Awal Juni kemarin, aku Alhamdulillah banget dapet kesempatan buat ke
Solo. Setelah sebelumnya ngarep buat liburan di tiga tempat;
Pekalongan-Solo-Jogja. Dan subhanallah walhamdulillah, Allah kabulkan semua
sobat^^.
Perjalan super singkat yang harus mau ga mau dijalani, Cuma sehari aja
disana, itu juga karena menghadiri dan mendampingi sahabat tercinta yang
menggenapkan separuh agamanya, waa..so sweat >< mupeng asli deh,hihi….

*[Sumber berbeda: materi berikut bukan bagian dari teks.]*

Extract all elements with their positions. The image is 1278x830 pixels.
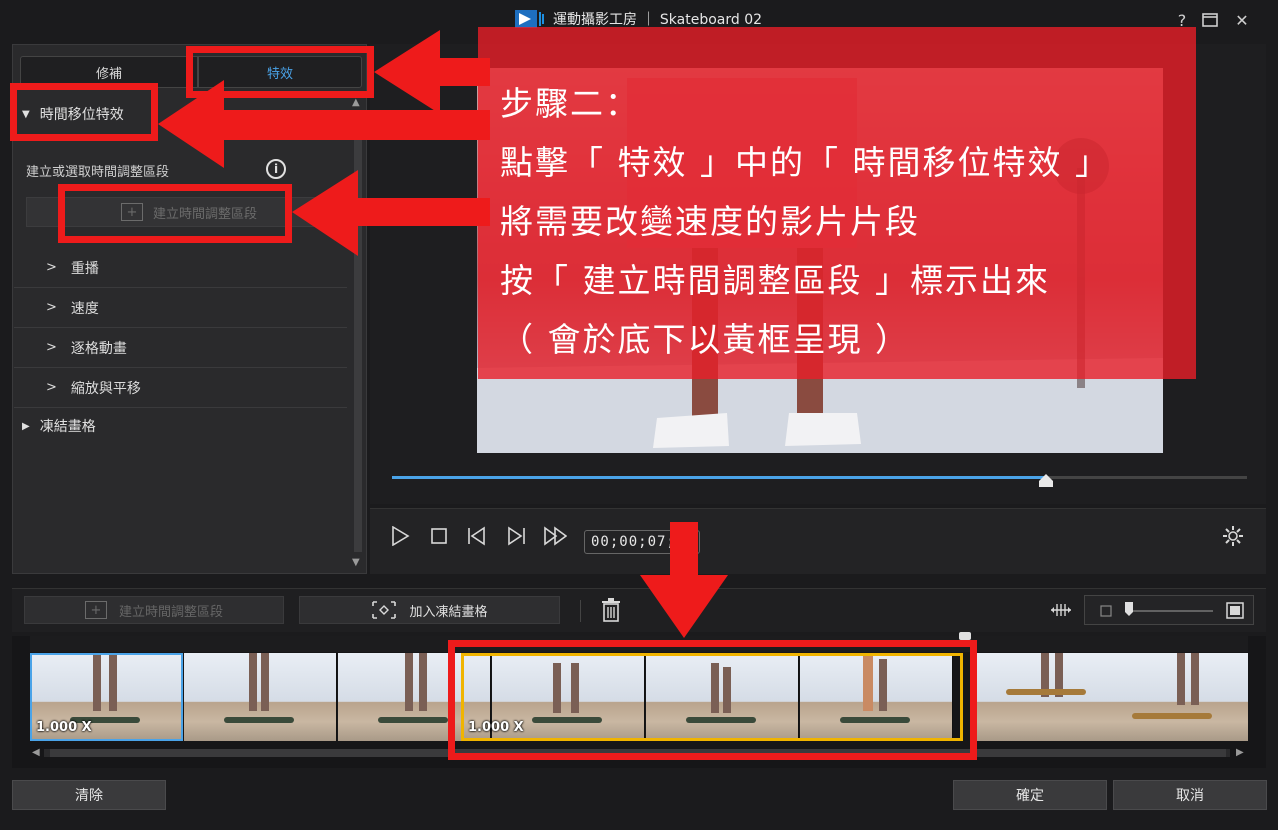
- arrow-to-timeline-icon: [640, 522, 728, 638]
- arrow-to-create-icon: [292, 170, 490, 256]
- annotation-arrows: [158, 30, 728, 638]
- arrow-to-effects-icon: [374, 30, 490, 114]
- arrow-to-time-shift-icon: [158, 80, 490, 168]
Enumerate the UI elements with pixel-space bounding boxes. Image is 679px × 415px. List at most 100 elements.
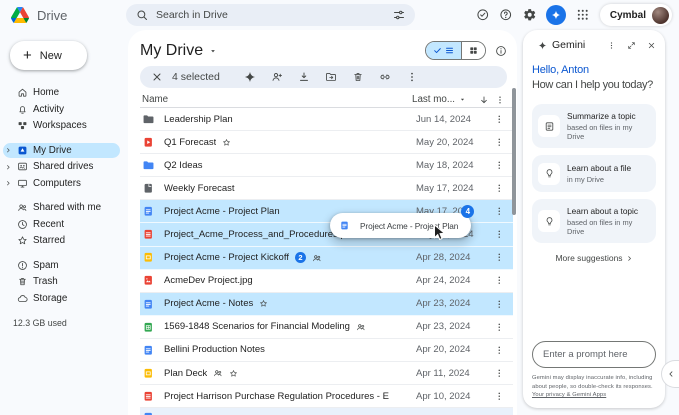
sort-direction-icon[interactable] (476, 95, 492, 105)
drag-preview: Project Acme - Project Plan 4 (330, 213, 471, 238)
file-row-project-acme-notes[interactable]: Project Acme - Notes Apr 23, 2024 (140, 293, 513, 316)
more-options-icon[interactable] (492, 275, 507, 286)
more-options-icon[interactable] (492, 229, 507, 240)
account-chip[interactable]: Cymbal (600, 4, 672, 26)
chevron-right-icon[interactable] (4, 164, 12, 171)
more-options-icon[interactable] (492, 160, 507, 171)
file-row-q1-forecast[interactable]: Q1 ForecastMay 20, 2024 (140, 131, 513, 154)
sidebar-item-spam[interactable]: Spam (3, 258, 120, 274)
comment-count-badge: 2 (295, 252, 306, 263)
person-add-icon[interactable] (271, 71, 283, 83)
sidebar-item-my-drive[interactable]: My Drive (3, 143, 120, 159)
offline-status-icon[interactable] (476, 8, 490, 22)
more-vert-icon[interactable] (406, 71, 418, 83)
search-filters-icon[interactable] (393, 9, 405, 21)
file-modified-date: Apr 23, 2024 (416, 321, 492, 332)
avatar[interactable] (652, 7, 669, 24)
spam-icon (16, 260, 29, 271)
file-row-leadership-plan[interactable]: Leadership PlanJun 14, 2024 (140, 108, 513, 131)
download-icon[interactable] (298, 71, 310, 83)
sparkle-icon[interactable] (244, 71, 256, 83)
file-row-plan-deck[interactable]: Plan DeckApr 11, 2024 (140, 362, 513, 385)
details-icon[interactable] (495, 45, 507, 57)
list-view-button[interactable] (426, 42, 461, 59)
file-row-project-acme-project-kickoff[interactable]: Project Acme - Project Kickoff2Apr 28, 2… (140, 247, 513, 270)
suggestion-card-learn-about-a-topic[interactable]: Learn about a topicbased on files in my … (532, 199, 656, 243)
column-name[interactable]: Name (140, 94, 412, 105)
slides-file-icon (142, 367, 156, 380)
suggestion-card-summarize-a-topic[interactable]: Summarize a topicbased on files in my Dr… (532, 104, 656, 148)
prompt-input[interactable]: Enter a prompt here (532, 341, 656, 368)
sidebar: + New Home ActivityWorkspaces My Drive Shar… (0, 30, 127, 415)
sidebar-item-trash[interactable]: Trash (3, 274, 120, 290)
file-name: Project Acme - Notes (164, 298, 253, 309)
more-options-icon[interactable] (492, 95, 507, 105)
more-options-icon[interactable] (492, 322, 507, 333)
search-icon (136, 9, 148, 21)
suggestion-title: Summarize a topic (567, 111, 650, 121)
new-button[interactable]: + New (10, 41, 87, 70)
sidebar-item-storage[interactable]: Storage (3, 291, 120, 307)
chevron-right-icon[interactable] (4, 180, 12, 187)
column-modified[interactable]: Last mo... (412, 94, 476, 105)
search-input[interactable]: Search in Drive (156, 9, 385, 21)
suggestion-card-learn-about-a-file[interactable]: Learn about a filein my Drive (532, 155, 656, 192)
link-icon[interactable] (379, 71, 391, 83)
gemini-more-icon[interactable] (607, 41, 616, 50)
file-modified-date: Apr 23, 2024 (416, 298, 492, 309)
page-title[interactable]: My Drive (140, 42, 217, 60)
more-options-icon[interactable] (492, 183, 507, 194)
file-name: 1569-1848 Scenarios for Financial Modeli… (164, 321, 350, 332)
chevron-right-icon[interactable] (4, 147, 12, 154)
file-row-project-harrison-purchase-regu[interactable]: Project Harrison Purchase Regulation Pro… (140, 385, 513, 408)
expand-panel-icon[interactable] (627, 41, 636, 50)
file-modified-date: May 20, 2024 (416, 137, 492, 148)
close-panel-icon[interactable] (647, 41, 656, 50)
more-options-icon[interactable] (492, 391, 507, 402)
lightbulb-icon (538, 210, 560, 232)
sidebar-item-recent[interactable]: Recent (3, 217, 120, 233)
file-row-bellini-production-notes[interactable]: Bellini Production NotesApr 20, 2024 (140, 339, 513, 362)
help-icon[interactable] (499, 8, 513, 22)
sidebar-item-shared-with-me[interactable]: Shared with me (3, 200, 120, 216)
search-bar[interactable]: Search in Drive (126, 4, 415, 26)
sidebar-item-computers[interactable]: Computers (3, 176, 120, 192)
sidebar-item-workspaces[interactable]: Workspaces (3, 118, 120, 134)
more-options-icon[interactable] (492, 368, 507, 379)
trash-icon[interactable] (352, 71, 364, 83)
docs-file-icon (142, 205, 156, 218)
apps-grid-icon[interactable] (576, 8, 590, 22)
file-row-weekly-forecast[interactable]: Weekly ForecastMay 17, 2024 (140, 177, 513, 200)
sidebar-item-label: Shared drives (33, 161, 93, 172)
file-name: AcmeDev Project.jpg (164, 275, 253, 286)
clear-selection-icon[interactable] (151, 71, 163, 83)
more-options-icon[interactable] (492, 252, 507, 263)
scrollbar[interactable] (512, 88, 516, 215)
folder-move-icon[interactable] (325, 71, 337, 83)
more-suggestions-link[interactable]: More suggestions (532, 253, 656, 263)
file-row-1569-1848-scenarios-for-financ[interactable]: 1569-1848 Scenarios for Financial Modeli… (140, 316, 513, 339)
sidebar-item-starred[interactable]: Starred (3, 233, 120, 249)
file-row-partial[interactable] (140, 408, 513, 415)
file-name: Plan Deck (164, 368, 207, 379)
app-title: Drive (37, 8, 67, 23)
chevron-left-icon (667, 370, 675, 378)
grid-view-button[interactable] (461, 42, 485, 59)
more-options-icon[interactable] (492, 137, 507, 148)
sidebar-item-activity[interactable]: Activity (3, 102, 120, 118)
sidebar-item-label: Home (33, 87, 59, 98)
sidebar-item-home[interactable]: Home (3, 85, 120, 101)
clock-icon (16, 219, 29, 230)
more-options-icon[interactable] (492, 345, 507, 356)
file-row-q2-ideas[interactable]: Q2 IdeasMay 18, 2024 (140, 154, 513, 177)
sidebar-item-shared-drives[interactable]: Shared drives (3, 159, 120, 175)
file-row-acmedev-project-jpg[interactable]: AcmeDev Project.jpgApr 24, 2024 (140, 270, 513, 293)
gemini-badge-icon[interactable] (546, 5, 566, 25)
more-options-icon[interactable] (492, 299, 507, 310)
privacy-link[interactable]: Your privacy & Gemini Apps (532, 392, 606, 398)
gemini-greeting: Hello, Anton (532, 64, 656, 76)
gemini-disclaimer: Gemini may display inaccurate info, incl… (532, 374, 656, 400)
more-options-icon[interactable] (492, 206, 507, 217)
settings-icon[interactable] (523, 8, 537, 22)
more-options-icon[interactable] (492, 114, 507, 125)
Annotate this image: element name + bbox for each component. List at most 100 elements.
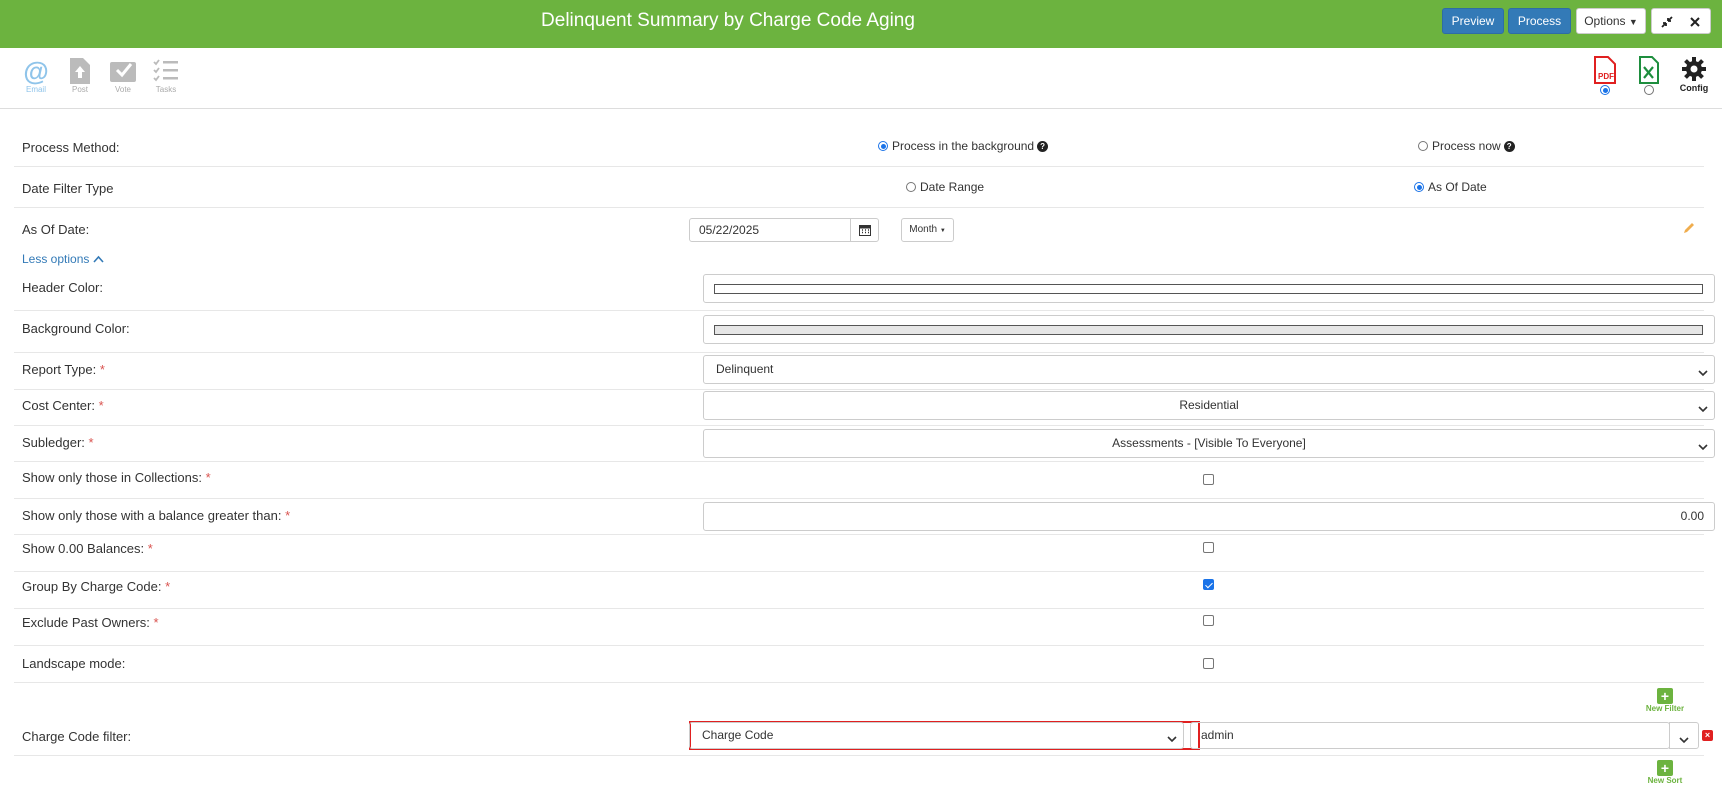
options-label: Options [1584,14,1626,28]
date-range-radio[interactable]: Date Range [906,180,984,194]
report-type-label: Report Type: * [22,362,105,377]
excel-file-icon [1632,56,1666,84]
subledger-label: Subledger: * [22,435,94,450]
help-icon[interactable]: ? [1037,140,1049,152]
email-tool[interactable]: @ Email [18,58,54,94]
vote-tool[interactable]: Vote [105,58,141,94]
zero-balances-checkbox[interactable] [1203,542,1214,553]
collections-label: Show only those in Collections: * [22,470,211,485]
balance-greater-label: Show only those with a balance greater t… [22,508,291,523]
date-filter-type-row: Date Filter Type Date Range As Of Date [14,167,1704,208]
period-dropdown[interactable]: Month ▼ [901,218,954,242]
pencil-icon[interactable] [1682,221,1696,238]
window-controls [1651,8,1711,34]
tasks-tool[interactable]: Tasks [148,58,184,94]
header-color-label: Header Color: [22,280,103,295]
chevron-down-icon [1698,365,1708,380]
calendar-icon[interactable] [850,219,878,241]
as-of-date-field-label: As Of Date: [22,222,90,237]
header-color-swatch [714,284,1703,294]
background-color-input[interactable] [703,315,1715,344]
process-now-label: Process now [1432,139,1501,153]
pdf-format-option[interactable]: PDF [1588,56,1622,95]
process-now-radio[interactable]: Process now ? [1418,139,1515,153]
post-tool[interactable]: Post [62,58,98,94]
excel-format-option[interactable] [1632,56,1666,95]
as-of-date-label: As Of Date [1428,180,1487,194]
chevron-down-icon [1698,439,1708,454]
minimize-icon[interactable] [1655,9,1679,33]
cost-center-label: Cost Center: * [22,398,104,413]
report-type-select[interactable]: Delinquent [703,355,1715,384]
balance-greater-row: Show only those with a balance greater t… [14,499,1715,535]
group-by-charge-code-label: Group By Charge Code: * [22,579,171,594]
collections-row: Show only those in Collections: * [14,462,1704,499]
charge-code-filter-label: Charge Code filter: [22,729,132,744]
ballot-box-icon [105,58,141,84]
as-of-date-value: 05/22/2025 [699,223,760,237]
balance-greater-input[interactable]: 0.00 [703,502,1715,531]
process-method-label: Process Method: [22,140,120,155]
caret-down-icon: ▼ [939,228,946,234]
charge-code-field-value: Charge Code [702,728,774,742]
upload-file-icon [62,58,98,84]
pdf-format-radio[interactable] [1588,85,1622,95]
process-button[interactable]: Process [1508,8,1571,34]
subledger-select[interactable]: Assessments - [Visible To Everyone] [703,429,1715,458]
email-tool-label: Email [25,85,46,94]
as-of-date-input[interactable]: 05/22/2025 [689,218,879,242]
background-color-swatch [714,325,1703,335]
subledger-value: Assessments - [Visible To Everyone] [1112,436,1306,450]
options-dropdown-button[interactable]: Options ▼ [1576,8,1646,34]
close-icon[interactable] [1683,9,1707,33]
exclude-past-owners-checkbox[interactable] [1203,615,1214,626]
cost-center-row: Cost Center: * Residential [14,390,1715,426]
group-by-charge-code-checkbox[interactable] [1203,579,1214,590]
charge-code-filter-row: Charge Code filter: Charge Code admin × [14,719,1713,756]
chevron-up-icon [93,252,104,266]
header-color-row: Header Color: [14,271,1715,311]
balance-greater-value: 0.00 [1680,509,1704,523]
header-color-input[interactable] [703,274,1715,303]
charge-code-value-dropdown[interactable] [1669,722,1699,749]
new-filter-label: New Filter [1645,704,1685,713]
background-color-row: Background Color: [14,311,1715,353]
landscape-mode-row: Landscape mode: [14,646,1704,683]
process-background-label: Process in the background [892,139,1035,153]
landscape-mode-label: Landscape mode: [22,656,126,671]
chevron-down-icon [1167,731,1177,746]
help-icon[interactable]: ? [1503,140,1515,152]
chevron-down-icon [1679,732,1689,747]
charge-code-field-select[interactable]: Charge Code [689,722,1184,749]
new-sort-button[interactable]: + New Sort [1640,760,1690,785]
collections-checkbox[interactable] [1203,474,1214,485]
period-value: Month [909,224,938,235]
new-filter-button[interactable]: + New Filter [1640,688,1690,713]
process-background-radio[interactable]: Process in the background ? [878,139,1049,153]
post-tool-label: Post [71,85,88,94]
less-options-link[interactable]: Less options [22,252,104,266]
cost-center-select[interactable]: Residential [703,391,1715,420]
as-of-date-radio[interactable]: As Of Date [1414,180,1487,194]
header-bar: Delinquent Summary by Charge Code Aging … [0,0,1722,48]
vote-tool-label: Vote [114,85,131,94]
excel-format-radio[interactable] [1632,85,1666,95]
report-type-value: Delinquent [716,362,774,376]
exclude-past-owners-row: Exclude Past Owners: * [14,609,1704,646]
config-tool-label: Config [1679,83,1709,93]
date-filter-type-label: Date Filter Type [22,181,114,196]
zero-balances-row: Show 0.00 Balances: * [14,535,1704,572]
chevron-down-icon [1698,401,1708,416]
page-title: Delinquent Summary by Charge Code Aging [541,10,915,31]
config-tool[interactable]: Config [1674,56,1714,93]
landscape-mode-checkbox[interactable] [1203,658,1214,669]
exclude-past-owners-label: Exclude Past Owners: * [22,615,159,630]
preview-button[interactable]: Preview [1442,8,1504,34]
new-sort-label: New Sort [1647,776,1683,785]
charge-code-value-input[interactable]: admin [1190,722,1670,749]
action-toolbar: @ Email Post Vote Tasks PDF Config [0,48,1722,109]
at-sign-icon: @ [23,56,49,86]
plus-icon: + [1657,688,1673,704]
remove-filter-icon[interactable]: × [1702,730,1713,741]
pdf-file-icon: PDF [1588,56,1622,84]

Gimana ga mupeng coba, pasti yang datang disana juga pada mupeng pengen
nikah :D. Rabu siang berangkat dari Pkl naek bus ke Solo. Alhasil nyampe Solo
uda malem banget ya sekitar jan 8 malem lah. Aku turun di Kerten, tapi apa daya
ya sobat angkotan kuning sudah tak ada. Binggung karna uda janjian dengan teman
di depan Luwes, akhirnya I made a decision buat naek taksi ke Luwes. Dan
ternyata Luwes nya juga masih buka Alhamdulillah. Sambil nunggu teman sampai,
aku hunting “something” di dalam. Dan aku pun tidur di kos
sahabatku…ehmmm….senang….atmosfer yang beda, ketemu teman-teman kos dulu *reuni
uhuiii. Tidur pulas dan nikmat yang sulit di dapat disini ya??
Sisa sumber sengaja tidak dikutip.